The movie would open with footage shot from a helicopter. The camera is racing at low level across a wooded area, a blur of dark branches. Now we see open pasture with two horses galloping flat out. The horses are terrified, of course, because the chopper is making a ferocious noise. But the viewers don’t think of that. They’re just watching those elegant stallions running, shoulder to shoulder.
Then the camera lifts and we see the village, the house with the green roof. And we see the boy standing in the open gateway, not waving as a pickup truck raises dust on its way to the paved road.
“You’ll be all right now?” They were in front of the apartment building. She always asked him if he’d be all right.

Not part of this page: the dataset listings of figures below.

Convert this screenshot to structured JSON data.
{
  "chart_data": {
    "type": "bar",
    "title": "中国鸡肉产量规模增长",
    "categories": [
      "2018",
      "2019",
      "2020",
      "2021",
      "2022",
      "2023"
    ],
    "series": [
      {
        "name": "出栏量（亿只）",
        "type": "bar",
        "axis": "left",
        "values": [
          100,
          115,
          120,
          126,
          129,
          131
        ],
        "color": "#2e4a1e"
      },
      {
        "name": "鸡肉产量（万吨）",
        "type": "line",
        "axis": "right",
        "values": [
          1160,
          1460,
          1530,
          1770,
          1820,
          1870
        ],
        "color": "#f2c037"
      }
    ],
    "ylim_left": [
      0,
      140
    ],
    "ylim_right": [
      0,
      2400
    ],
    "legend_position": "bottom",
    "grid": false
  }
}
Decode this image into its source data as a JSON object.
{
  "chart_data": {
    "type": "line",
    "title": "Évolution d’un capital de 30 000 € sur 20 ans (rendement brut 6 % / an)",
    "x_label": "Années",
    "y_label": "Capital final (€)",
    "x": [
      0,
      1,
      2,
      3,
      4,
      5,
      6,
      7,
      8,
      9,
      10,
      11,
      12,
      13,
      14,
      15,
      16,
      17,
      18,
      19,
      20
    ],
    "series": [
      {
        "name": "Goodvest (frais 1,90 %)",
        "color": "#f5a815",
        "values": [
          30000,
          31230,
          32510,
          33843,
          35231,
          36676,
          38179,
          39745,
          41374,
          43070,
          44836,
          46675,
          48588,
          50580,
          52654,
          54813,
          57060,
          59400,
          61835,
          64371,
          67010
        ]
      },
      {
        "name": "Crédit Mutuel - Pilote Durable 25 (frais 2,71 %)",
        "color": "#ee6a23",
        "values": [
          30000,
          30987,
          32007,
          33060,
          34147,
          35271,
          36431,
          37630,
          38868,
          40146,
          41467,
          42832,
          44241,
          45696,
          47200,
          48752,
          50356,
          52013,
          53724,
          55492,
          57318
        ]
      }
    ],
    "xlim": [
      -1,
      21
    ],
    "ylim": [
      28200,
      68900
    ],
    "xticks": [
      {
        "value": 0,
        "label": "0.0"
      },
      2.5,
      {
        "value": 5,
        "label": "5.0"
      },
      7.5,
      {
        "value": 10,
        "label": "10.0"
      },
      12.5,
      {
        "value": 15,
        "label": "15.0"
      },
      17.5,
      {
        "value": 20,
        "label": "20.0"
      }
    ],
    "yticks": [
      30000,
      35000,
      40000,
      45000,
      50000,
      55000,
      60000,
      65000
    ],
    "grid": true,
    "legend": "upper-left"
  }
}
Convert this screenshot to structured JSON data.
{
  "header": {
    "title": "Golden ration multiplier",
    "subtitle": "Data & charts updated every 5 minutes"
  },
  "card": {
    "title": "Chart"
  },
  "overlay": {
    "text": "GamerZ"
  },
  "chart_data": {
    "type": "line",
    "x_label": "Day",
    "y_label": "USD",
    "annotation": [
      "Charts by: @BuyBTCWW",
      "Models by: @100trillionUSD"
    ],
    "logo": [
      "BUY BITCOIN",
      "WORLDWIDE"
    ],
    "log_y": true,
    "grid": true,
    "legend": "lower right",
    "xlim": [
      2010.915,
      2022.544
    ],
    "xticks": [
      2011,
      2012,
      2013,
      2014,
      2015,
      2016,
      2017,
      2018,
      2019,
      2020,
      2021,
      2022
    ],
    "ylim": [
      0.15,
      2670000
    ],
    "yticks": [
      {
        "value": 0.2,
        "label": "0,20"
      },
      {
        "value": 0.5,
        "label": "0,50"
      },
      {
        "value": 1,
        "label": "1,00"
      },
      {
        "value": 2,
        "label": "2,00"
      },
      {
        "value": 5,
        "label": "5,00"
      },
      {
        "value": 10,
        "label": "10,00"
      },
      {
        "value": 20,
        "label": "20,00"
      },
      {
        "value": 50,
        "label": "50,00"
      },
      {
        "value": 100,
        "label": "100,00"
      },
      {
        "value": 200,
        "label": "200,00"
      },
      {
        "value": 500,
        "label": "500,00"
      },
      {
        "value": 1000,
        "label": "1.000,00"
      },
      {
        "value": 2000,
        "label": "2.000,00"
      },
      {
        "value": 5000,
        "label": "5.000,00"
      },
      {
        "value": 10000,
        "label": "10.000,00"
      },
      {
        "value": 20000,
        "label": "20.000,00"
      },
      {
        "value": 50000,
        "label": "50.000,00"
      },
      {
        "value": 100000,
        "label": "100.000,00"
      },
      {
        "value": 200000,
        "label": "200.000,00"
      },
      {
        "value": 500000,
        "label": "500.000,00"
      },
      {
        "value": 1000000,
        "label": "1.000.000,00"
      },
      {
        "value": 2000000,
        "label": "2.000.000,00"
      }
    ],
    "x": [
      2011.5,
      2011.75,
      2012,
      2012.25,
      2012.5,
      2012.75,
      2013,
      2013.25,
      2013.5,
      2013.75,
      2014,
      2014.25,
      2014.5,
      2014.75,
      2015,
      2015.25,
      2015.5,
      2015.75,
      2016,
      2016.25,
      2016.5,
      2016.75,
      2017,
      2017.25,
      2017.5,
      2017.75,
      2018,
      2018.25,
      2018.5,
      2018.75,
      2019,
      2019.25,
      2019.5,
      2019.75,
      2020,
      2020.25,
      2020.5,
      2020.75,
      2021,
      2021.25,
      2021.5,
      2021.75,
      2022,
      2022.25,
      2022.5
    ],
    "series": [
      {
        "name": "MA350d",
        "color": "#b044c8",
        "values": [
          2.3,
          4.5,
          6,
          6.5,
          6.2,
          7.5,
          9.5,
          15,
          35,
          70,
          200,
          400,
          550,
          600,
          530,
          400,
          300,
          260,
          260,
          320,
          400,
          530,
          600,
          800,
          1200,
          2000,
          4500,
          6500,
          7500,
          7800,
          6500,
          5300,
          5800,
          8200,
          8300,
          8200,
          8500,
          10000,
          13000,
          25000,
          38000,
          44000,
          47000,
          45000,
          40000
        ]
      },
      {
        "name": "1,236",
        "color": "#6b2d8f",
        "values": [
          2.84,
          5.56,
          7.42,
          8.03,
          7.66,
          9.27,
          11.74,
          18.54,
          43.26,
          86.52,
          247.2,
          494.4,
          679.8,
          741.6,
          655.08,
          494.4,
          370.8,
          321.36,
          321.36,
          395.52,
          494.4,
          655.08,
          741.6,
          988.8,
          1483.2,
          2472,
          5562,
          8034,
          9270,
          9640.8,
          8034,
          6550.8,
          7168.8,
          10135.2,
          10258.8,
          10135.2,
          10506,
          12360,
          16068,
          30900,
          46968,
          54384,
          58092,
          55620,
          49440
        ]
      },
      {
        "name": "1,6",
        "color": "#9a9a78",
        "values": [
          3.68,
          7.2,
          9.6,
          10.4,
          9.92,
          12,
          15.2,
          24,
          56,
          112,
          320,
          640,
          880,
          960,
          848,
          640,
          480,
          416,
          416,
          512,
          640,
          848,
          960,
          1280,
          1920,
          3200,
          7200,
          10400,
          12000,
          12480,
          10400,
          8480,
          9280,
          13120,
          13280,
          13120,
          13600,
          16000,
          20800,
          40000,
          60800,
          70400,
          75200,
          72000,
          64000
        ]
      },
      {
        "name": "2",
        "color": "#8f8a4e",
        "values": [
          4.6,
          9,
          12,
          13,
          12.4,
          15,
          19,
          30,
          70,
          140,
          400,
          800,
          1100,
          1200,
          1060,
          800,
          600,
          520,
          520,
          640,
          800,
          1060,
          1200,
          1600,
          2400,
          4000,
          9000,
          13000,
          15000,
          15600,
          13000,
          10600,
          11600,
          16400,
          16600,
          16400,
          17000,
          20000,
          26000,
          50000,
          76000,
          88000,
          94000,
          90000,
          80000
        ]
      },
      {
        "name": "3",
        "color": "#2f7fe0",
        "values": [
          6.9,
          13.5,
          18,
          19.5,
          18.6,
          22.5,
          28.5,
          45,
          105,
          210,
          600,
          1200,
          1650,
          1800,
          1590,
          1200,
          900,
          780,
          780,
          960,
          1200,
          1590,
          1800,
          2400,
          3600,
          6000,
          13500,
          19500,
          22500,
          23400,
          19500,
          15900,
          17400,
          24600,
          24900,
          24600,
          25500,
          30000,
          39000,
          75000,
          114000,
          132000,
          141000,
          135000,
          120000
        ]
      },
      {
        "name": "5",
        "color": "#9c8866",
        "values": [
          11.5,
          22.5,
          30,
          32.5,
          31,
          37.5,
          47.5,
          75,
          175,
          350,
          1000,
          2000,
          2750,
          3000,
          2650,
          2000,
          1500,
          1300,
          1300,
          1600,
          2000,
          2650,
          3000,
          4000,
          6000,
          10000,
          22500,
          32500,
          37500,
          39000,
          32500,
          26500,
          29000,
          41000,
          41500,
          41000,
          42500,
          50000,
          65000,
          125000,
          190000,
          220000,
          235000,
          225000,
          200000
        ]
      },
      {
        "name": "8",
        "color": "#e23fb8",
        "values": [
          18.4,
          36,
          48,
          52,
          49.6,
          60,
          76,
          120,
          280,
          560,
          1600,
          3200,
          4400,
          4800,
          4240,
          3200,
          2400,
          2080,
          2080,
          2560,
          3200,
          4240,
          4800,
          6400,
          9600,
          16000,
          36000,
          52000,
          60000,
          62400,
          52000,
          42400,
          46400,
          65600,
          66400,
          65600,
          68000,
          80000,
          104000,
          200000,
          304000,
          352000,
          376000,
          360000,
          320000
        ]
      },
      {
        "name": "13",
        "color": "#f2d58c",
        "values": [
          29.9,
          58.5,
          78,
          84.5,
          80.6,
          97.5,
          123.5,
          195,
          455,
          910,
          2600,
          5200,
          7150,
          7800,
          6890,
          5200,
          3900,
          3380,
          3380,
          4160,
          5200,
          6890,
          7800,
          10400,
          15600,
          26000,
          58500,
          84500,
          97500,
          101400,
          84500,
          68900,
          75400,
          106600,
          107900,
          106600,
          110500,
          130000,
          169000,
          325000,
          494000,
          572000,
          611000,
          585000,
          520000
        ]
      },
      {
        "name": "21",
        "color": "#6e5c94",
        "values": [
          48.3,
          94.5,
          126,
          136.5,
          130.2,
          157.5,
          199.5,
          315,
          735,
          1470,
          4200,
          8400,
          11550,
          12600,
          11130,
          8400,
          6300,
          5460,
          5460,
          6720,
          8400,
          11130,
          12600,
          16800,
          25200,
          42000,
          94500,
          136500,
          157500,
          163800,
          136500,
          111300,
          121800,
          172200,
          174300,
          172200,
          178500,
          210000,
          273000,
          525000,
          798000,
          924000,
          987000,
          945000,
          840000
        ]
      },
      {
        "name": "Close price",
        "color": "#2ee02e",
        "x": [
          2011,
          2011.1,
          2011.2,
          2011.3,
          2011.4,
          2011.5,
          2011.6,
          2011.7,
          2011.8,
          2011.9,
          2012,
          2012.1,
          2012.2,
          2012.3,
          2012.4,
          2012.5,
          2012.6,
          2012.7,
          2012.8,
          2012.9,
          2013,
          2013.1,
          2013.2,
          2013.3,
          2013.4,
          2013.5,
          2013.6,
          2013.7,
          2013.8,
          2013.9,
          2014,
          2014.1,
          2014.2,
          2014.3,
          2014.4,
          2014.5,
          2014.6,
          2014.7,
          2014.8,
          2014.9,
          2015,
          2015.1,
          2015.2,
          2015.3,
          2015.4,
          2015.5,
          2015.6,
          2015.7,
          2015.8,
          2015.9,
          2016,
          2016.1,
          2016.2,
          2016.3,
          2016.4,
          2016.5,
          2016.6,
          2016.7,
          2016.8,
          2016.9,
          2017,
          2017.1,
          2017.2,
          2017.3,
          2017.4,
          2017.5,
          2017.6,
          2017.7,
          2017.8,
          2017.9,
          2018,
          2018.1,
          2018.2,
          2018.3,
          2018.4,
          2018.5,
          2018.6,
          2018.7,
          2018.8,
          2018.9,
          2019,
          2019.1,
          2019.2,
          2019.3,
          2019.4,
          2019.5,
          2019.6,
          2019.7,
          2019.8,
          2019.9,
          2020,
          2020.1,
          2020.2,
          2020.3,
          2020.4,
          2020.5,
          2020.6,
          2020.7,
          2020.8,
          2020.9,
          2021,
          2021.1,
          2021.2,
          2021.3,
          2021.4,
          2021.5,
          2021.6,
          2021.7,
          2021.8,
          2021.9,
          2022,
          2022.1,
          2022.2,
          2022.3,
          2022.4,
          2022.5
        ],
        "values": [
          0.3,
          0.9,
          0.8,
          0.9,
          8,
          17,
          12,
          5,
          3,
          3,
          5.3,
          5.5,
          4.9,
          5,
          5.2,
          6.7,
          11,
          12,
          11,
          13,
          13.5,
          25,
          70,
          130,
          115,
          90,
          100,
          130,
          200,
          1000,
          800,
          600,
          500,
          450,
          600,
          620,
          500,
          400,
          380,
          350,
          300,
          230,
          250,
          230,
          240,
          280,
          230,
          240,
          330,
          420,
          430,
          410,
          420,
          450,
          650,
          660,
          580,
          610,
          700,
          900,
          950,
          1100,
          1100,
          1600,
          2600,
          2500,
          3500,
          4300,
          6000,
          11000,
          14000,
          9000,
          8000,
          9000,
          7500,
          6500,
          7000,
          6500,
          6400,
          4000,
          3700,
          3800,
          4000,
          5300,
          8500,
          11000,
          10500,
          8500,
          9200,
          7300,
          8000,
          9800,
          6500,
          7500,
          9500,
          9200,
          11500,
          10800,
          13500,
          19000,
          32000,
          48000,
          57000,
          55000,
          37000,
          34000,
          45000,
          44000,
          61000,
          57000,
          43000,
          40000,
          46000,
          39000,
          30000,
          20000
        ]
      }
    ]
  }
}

“Soon as I get the booze and the marijuana. And telephone the gang to come on over.” She drove away, leaving him with a glimpse of her tolerant smile. Roy went inside. He was going to use the telephone, not for anything as sterile as partying. He was going to put a call through to Ellis and Fanny Temple. It was one thing to leave everything to his mother. But what if she could not get through to the president on the day? It would be prudent to prepare the ground.
“This is Royal Flagg speaking. I’d like to talk to Ellis Temple. It’s in connection with the president’s visit next weekend?” He had opened a new barrel of Southern Courtesy and was letting the sweet stuff flow. Asked to wait, he passed the time making faces at himself in the mirror beside Connie’s desk.